Description
Andrea Bear Nicholas is a Wəlastəkwew (Maliseet) from Nekwətkok (Tobique First Nation) and Professor Emerita at St. Thomas University, where she held the Chair in Native Studies for twenty years and developed the first university-based Indigenous Language Immersion Teacher Training Program in North America. She has published widely on Indigenous history, Oral Traditions, linguistic rights, and revitalization.
The head of tide of the Wəlastəkw, known as Ekwpahak in Wəlastəkwey (Maliseet), has long been a gathering place for the Wəlastəkokewiyik and was reserved for them by colonial authorities in the mid-18th century. However, while 11,000 Loyalists invaded unceded Wəlastəkwey territory after the American Revolution, Judge Isaac Allen — a member of the province’s Executive Council — purchased Ekwpahak in a highly questionable dealing. Deprived of their land, some Wəlastəkokewiyik settled a few miles upriver at what became Kingsclear First Nation.

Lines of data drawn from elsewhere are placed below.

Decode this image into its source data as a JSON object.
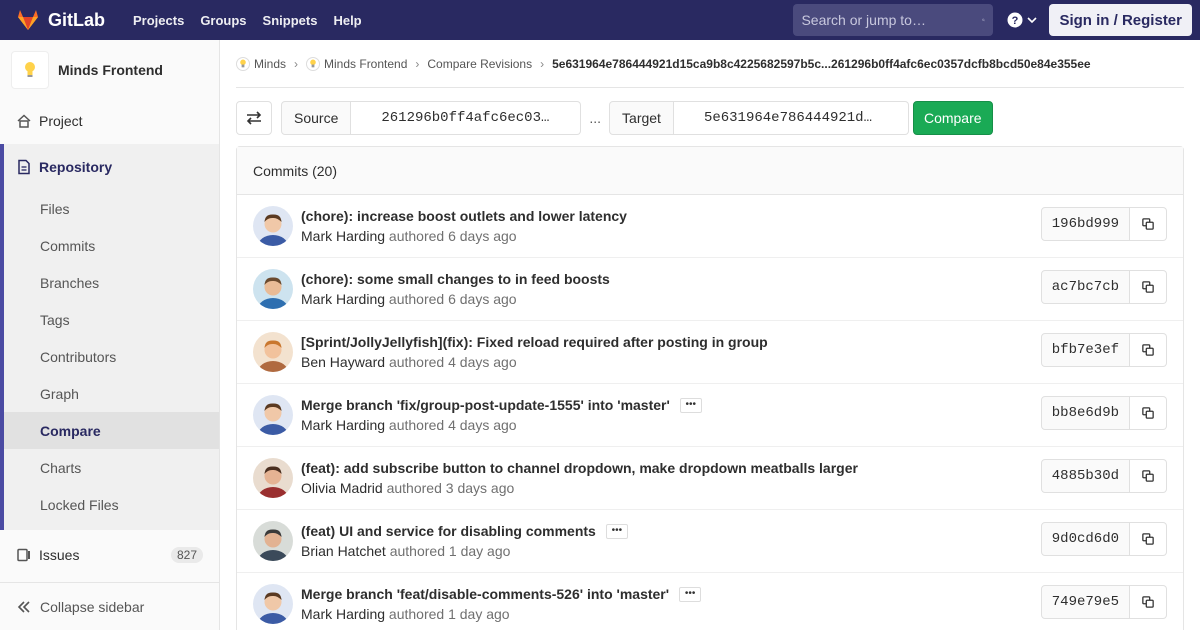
{
  "navbar": {
    "brand": "GitLab",
    "links": [
      "Projects",
      "Groups",
      "Snippets",
      "Help"
    ],
    "search_placeholder": "Search or jump to…",
    "signin_label": "Sign in / Register",
    "brand_color": "#292961"
  },
  "sidebar": {
    "project_name": "Minds Frontend",
    "project_label": "Project",
    "repository_label": "Repository",
    "repo_items": [
      "Files",
      "Commits",
      "Branches",
      "Tags",
      "Contributors",
      "Graph",
      "Compare",
      "Charts",
      "Locked Files"
    ],
    "active_item": "Compare",
    "issues_label": "Issues",
    "issues_count": "827",
    "collapse_label": "Collapse sidebar"
  },
  "breadcrumbs": {
    "items": [
      "Minds",
      "Minds Frontend",
      "Compare Revisions"
    ],
    "current": "5e631964e786444921d15ca9b8c4225682597b5c...261296b0ff4afc6ec0357dcfb8bcd50e84e355ee"
  },
  "compare": {
    "source_label": "Source",
    "source_value": "261296b0ff4afc6ec03…",
    "separator": "...",
    "target_label": "Target",
    "target_value": "5e631964e786444921d…",
    "button_label": "Compare",
    "button_color": "#1aaa55"
  },
  "commits": {
    "header": "Commits (20)",
    "authored_word": "authored",
    "items": [
      {
        "title": "(chore): increase boost outlets and lower latency",
        "author": "Mark Harding",
        "time": "6 days ago",
        "sha": "196bd999",
        "has_ellipsis": false
      },
      {
        "title": "(chore): some small changes to in feed boosts",
        "author": "Mark Harding",
        "time": "6 days ago",
        "sha": "ac7bc7cb",
        "has_ellipsis": false
      },
      {
        "title": "[Sprint/JollyJellyfish](fix): Fixed reload required after posting in group",
        "author": "Ben Hayward",
        "time": "4 days ago",
        "sha": "bfb7e3ef",
        "has_ellipsis": false
      },
      {
        "title": "Merge branch 'fix/group-post-update-1555' into 'master'",
        "author": "Mark Harding",
        "time": "4 days ago",
        "sha": "bb8e6d9b",
        "has_ellipsis": true
      },
      {
        "title": "(feat): add subscribe button to channel dropdown, make dropdown meatballs larger",
        "author": "Olivia Madrid",
        "time": "3 days ago",
        "sha": "4885b30d",
        "has_ellipsis": false
      },
      {
        "title": "(feat) UI and service for disabling comments",
        "author": "Brian Hatchet",
        "time": "1 day ago",
        "sha": "9d0cd6d0",
        "has_ellipsis": true
      },
      {
        "title": "Merge branch 'feat/disable-comments-526' into 'master'",
        "author": "Mark Harding",
        "time": "1 day ago",
        "sha": "749e79e5",
        "has_ellipsis": true
      }
    ]
  }
}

In this long-awaited volume, Andrea Bear Nicholas assembles Oral Traditions, archival documents (including census and church records, government reports, newspaper accounts, and letters), paintings, maps, and photographs to document the history of the Kingsclear First Nation: from its establishment in the late-18th century to the disastrous mid-20th century attempt to centralize the entire Wəlastəkokwey Nation at Kingsclear, and the aftermath. The documents clearly demonstrate the destructive impact of colonialism upon the Wəlastəkokewiyik, from their dispossession by Loyalists and the establishment of the Sussex Vale Indian School in the late 18th century, to the increasing restrictions on traditional life that both impoverished and oppressed them.